Tio FlávioPalestrante, professor e criador do movimento voluntário Tio Flávio Cultural.

Fazer o quê?

15/07/2021 às 14:55.
Atualizado em 05/12/2021 às 05:25

Nem bem o carro parou próximo ao meio-fio, numa das comunidades da cidade de Frutal-MG, e já foram se aproximando várias crianças e adolescentes, além de algumas das suas mães, que ficam com sorrisos estampados de alegria e euforia.

A equipe de voluntários da Apac (Associação de Proteção e Assistência aos Condenados) da cidade desce do carro e começa a entregar os marmitex com as refeições produzidas dentro da unidade prisional, pelos próprios recuperandos, nome que se dá aos indivíduos privados de liberdade que ali cumprem sua pena.

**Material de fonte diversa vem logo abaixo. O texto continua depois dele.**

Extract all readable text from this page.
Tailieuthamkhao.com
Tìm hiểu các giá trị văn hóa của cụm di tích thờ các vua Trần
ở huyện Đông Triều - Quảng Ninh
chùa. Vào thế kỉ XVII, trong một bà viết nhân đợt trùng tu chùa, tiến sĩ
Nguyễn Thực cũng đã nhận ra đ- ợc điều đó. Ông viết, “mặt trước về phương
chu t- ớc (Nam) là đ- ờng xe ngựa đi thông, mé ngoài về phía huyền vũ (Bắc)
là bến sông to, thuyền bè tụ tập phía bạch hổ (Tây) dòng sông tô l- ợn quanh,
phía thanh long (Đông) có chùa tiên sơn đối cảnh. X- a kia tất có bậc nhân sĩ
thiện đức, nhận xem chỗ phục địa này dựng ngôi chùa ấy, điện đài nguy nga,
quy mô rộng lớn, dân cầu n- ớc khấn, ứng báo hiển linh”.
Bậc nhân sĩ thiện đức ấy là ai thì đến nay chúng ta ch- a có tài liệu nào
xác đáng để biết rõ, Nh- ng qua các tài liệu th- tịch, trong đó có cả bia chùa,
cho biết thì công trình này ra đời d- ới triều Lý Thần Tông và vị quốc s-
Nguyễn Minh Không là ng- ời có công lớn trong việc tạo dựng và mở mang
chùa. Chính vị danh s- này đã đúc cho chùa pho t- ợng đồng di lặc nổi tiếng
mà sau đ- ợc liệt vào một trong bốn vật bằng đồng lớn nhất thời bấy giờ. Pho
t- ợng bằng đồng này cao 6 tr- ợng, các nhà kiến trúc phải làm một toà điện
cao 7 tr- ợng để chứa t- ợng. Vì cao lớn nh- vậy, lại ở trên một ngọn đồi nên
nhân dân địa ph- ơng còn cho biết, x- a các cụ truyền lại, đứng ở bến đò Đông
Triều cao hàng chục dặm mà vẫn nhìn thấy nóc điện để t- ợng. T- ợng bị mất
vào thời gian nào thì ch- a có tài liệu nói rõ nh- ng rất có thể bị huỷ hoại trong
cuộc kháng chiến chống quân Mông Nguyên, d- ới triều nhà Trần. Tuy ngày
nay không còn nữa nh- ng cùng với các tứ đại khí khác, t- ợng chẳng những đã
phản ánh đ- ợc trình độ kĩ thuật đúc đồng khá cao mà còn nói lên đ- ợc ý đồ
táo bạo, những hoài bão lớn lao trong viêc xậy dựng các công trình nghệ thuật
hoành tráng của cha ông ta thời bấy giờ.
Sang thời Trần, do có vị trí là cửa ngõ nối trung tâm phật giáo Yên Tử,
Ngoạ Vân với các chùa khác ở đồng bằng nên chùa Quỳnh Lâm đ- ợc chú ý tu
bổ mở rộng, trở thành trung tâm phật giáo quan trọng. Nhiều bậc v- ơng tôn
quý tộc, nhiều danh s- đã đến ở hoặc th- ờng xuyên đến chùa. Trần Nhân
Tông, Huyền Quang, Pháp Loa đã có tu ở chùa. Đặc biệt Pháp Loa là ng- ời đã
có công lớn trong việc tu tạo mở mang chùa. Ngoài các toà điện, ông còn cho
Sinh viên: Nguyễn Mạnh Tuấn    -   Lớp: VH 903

Paula, a gestora da Apac, coordena a ação e vai também distribuindo aquele recipiente de isopor, pesado e muito bem fechado, para manter a comida quentinha. Chega a vez de uma menininha receber: o marmitex parecia maior que ela, mas não tão grande quanto a sua empolgação em carregar aquele peso.

Mas não é só entregar a comida. É olhar de maneira afetuosa, é perguntar se aceita, é restituir, mesmo que momentaneamente, a dignidade da escolha, da gratidão, da companhia amistosa.

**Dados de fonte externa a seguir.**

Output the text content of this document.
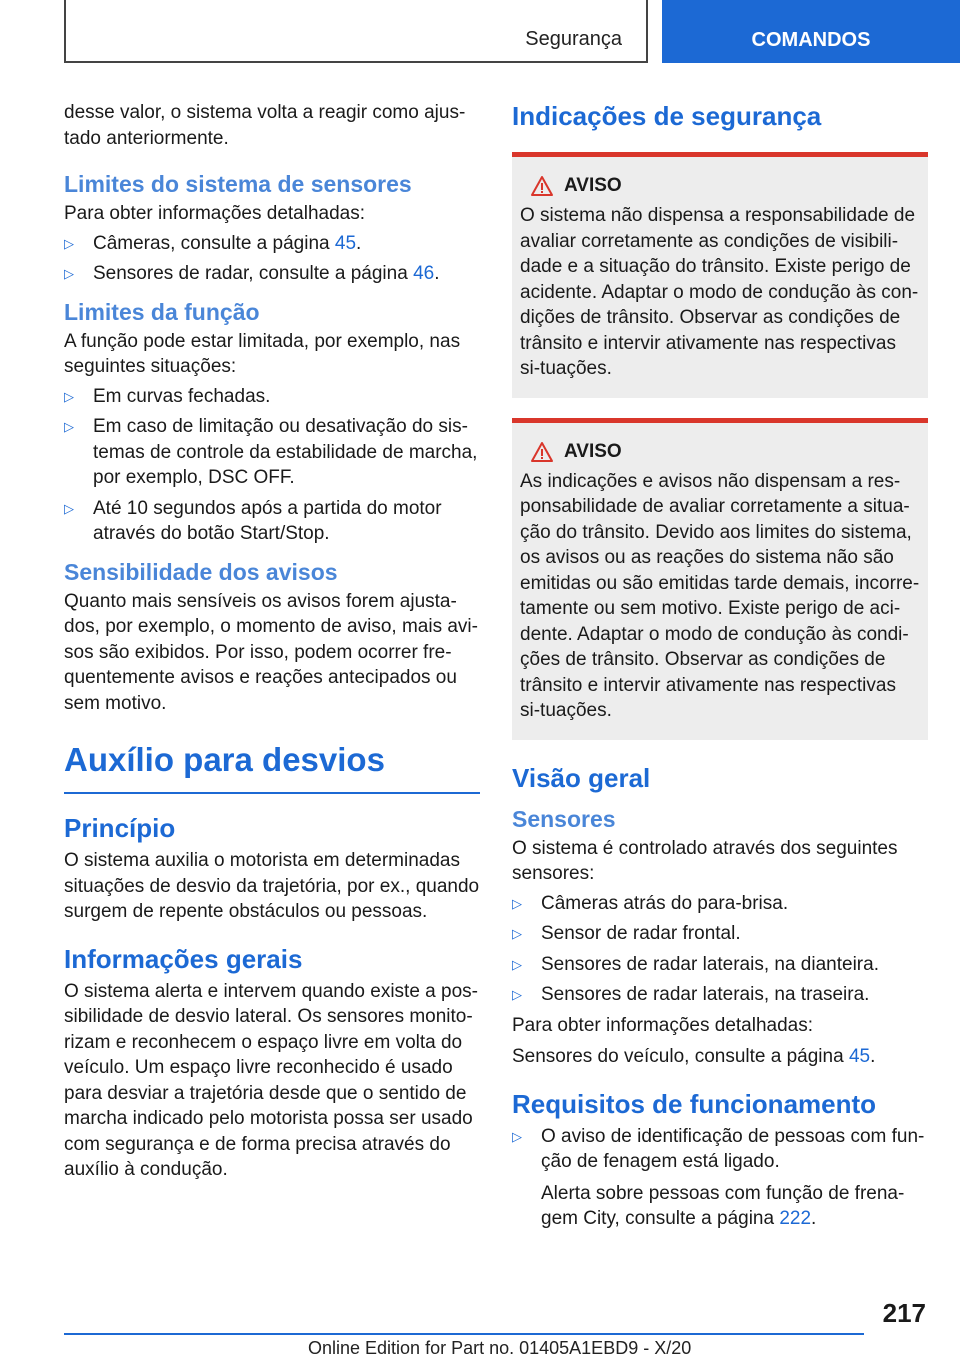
Segurança	COMANDOS

desse valor, o sistema volta a reagir como ajus-tado anteriormente.

Limites do sistema de sensores

Para obter informações detalhadas:

▷ Câmeras, consulte a página 45.
▷ Sensores de radar, consulte a página 46.
Limites da função

A função pode estar limitada, por exemplo, nas seguintes situações:

▷ Em curvas fechadas.
▷ Em caso de limitação ou desativação do sis-temas de controle da estabilidade de marcha, por exemplo, DSC OFF.
▷ Até 10 segundos após a partida do motor através do botão Start/Stop.
Sensibilidade dos avisos

Quanto mais sensíveis os avisos forem ajusta-dos, por exemplo, o momento de aviso, mais avi-sos são exibidos. Por isso, podem ocorrer fre-quentemente avisos e reações antecipados ou sem motivo.

Auxílio para desvios
Princípio

O sistema auxilia o motorista em determinadas situações de desvio da trajetória, por ex., quando surgem de repente obstáculos ou pessoas.

Informações gerais

O sistema alerta e intervem quando existe a pos-sibilidade de desvio lateral. Os sensores monito-rizam e reconhecem o espaço livre em volta do veículo. Um espaço livre reconhecido é usado para desviar a trajetória desde que o sentido de marcha indicado pelo motorista possa ser usado com segurança e de forma precisa através do auxílio à condução.

Indicações de segurança
AVISO

O sistema não dispensa a responsabilidade de avaliar corretamente as condições de visibili-dade e a situação do trânsito. Existe perigo de acidente. Adaptar o modo de condução às con-dições de trânsito. Observar as condições de trânsito e intervir ativamente nas respectivas si-tuações.

AVISO

As indicações e avisos não dispensam a res-ponsabilidade de avaliar corretamente a situa-ção do trânsito. Devido aos limites do sistema, os avisos ou as reações do sistema não são emitidas ou são emitidas tarde demais, incorre-tamente ou sem motivo. Existe perigo de aci-dente. Adaptar o modo de condução às condi-ções de trânsito. Observar as condições de trânsito e intervir ativamente nas respectivas si-tuações.

Visão geral
Sensores

O sistema é controlado através dos seguintes sensores:

▷ Câmeras atrás do para-brisa.
▷ Sensor de radar frontal.
▷ Sensores de radar laterais, na dianteira.
▷ Sensores de radar laterais, na traseira.

Para obter informações detalhadas:

Sensores do veículo, consulte a página 45.

Requisitos de funcionamento
▷ O aviso de identificação de pessoas com fun-ção de fenagem está ligado.
Alerta sobre pessoas com função de frena-gem City, consulte a página 222.
217
Online Edition for Part no. 01405A1EBD9 - X/20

Em meio a essa conversa, a gerente da Apac pergunta quantas crianças são na casa daquela criança toda exitosa com a comida nas duas mãos, ao que ela responde que são sete filhos. A Paula percebe então que aquela única marmita, por mais caprichada que seja, não daria para todos.

- Mas isso será pouco para todos vocês, né?

A criança responde: não, a gente divide.

Os recuperandos daquela Apac preparam o alimento como se fosse para eles, mas não vivenciam aquela alegria da entrega. Para resolver isso, eles veem as fotos, que demostram de alguma forma aquilo que eles, da cozinha, agora conseguem produzir lá fora.

Além de Frutal, outras Apacs já estavam desenvolvendo trabalhos sociais, com a produção de máscaras, alimentação, roupas de frio para serem doados para famílias em vulnerabilidade social.

Na Apac de Nova Lima-MG, em que cada recuperando recebe diariamente dois pães para a sua própria alimentação, houve uma reunião por iniciativa dos próprios indivíduos privados de liberdade, com apoio da direção, e cada um, de acordo com sua consciência e possibilidade, passou a doar o pãozinho para que fosse entregue às pessoas em situação de rua e famílias em vulnerabilidade. Além disso, estão produzindo agasalhos que são distribuídos pela cidade nessas noites mineiras de frio.

Iniciativas como a da Apac de Paracatu-MG, que procurou ONGs e movimentos sociais para ajudarem na identificação do público a ser beneficiado, além de envolver a sociedade civil nesse processo de reponsabilidade social, conseguem trabalhar um espírito de pertencimento e cidadania junto às pessoas ainda em cumprimento de pena.

Agora, com o apoio da União Europeia e da Avsi Brasil, cerca de 17 Apacs, de três Estados brasileiros, receberão uma ajuda de custo para a produção de marmitex que serão distribuídos nas cidades onde estão instaladas. O envolvimento de mais recuperandos e voluntários será amplificado e ainda mais famílias serão atendidas.

Vale muito ressaltar que em Frutal, única cidade em que há uma Apac Juvenil, os adolescentes ajudam na produção e na entrega dos marmitex, presenciando aquela alegria e gratidão de quem recebe.

E é assim mesmo que a sociedade, se unindo vai, aos poucos, construindo alternativas sociais, sejam de assistência, necessárias para manter o indivíduo vivo e saudável, sejam de um impacto prolongado, trabalhando a educação e o desenvolvimento pessoal e profissional, mas, sobretudo, humano. Porém, o que temos descoberto é que dá para fazer algo diferenciado sozinho, mas em união e permanente troca, aprendemos e crescemos muito mais.

Muita gente e instituições pensam que são “pequenas demais” para fazerem algo de impacto, mas logo descobrem que é ao começar, com os desafios, erros e acertos peculiares de cada processo, é que a gente vai descobrindo os porquês, como, com quem e o que fazer, pois a partir daí outros mundos, que estavam ao nosso lado, quase que invisíveis, vão se descortinando.

Sempre gosto de citar Cervantes, na conversa do Don Quixote com o Sancho, seu fiel companheiro de jornada, quando ele diz: “mudar o mundo, meu amigo Sancho, não é loucura, não é utopia, é justiça”.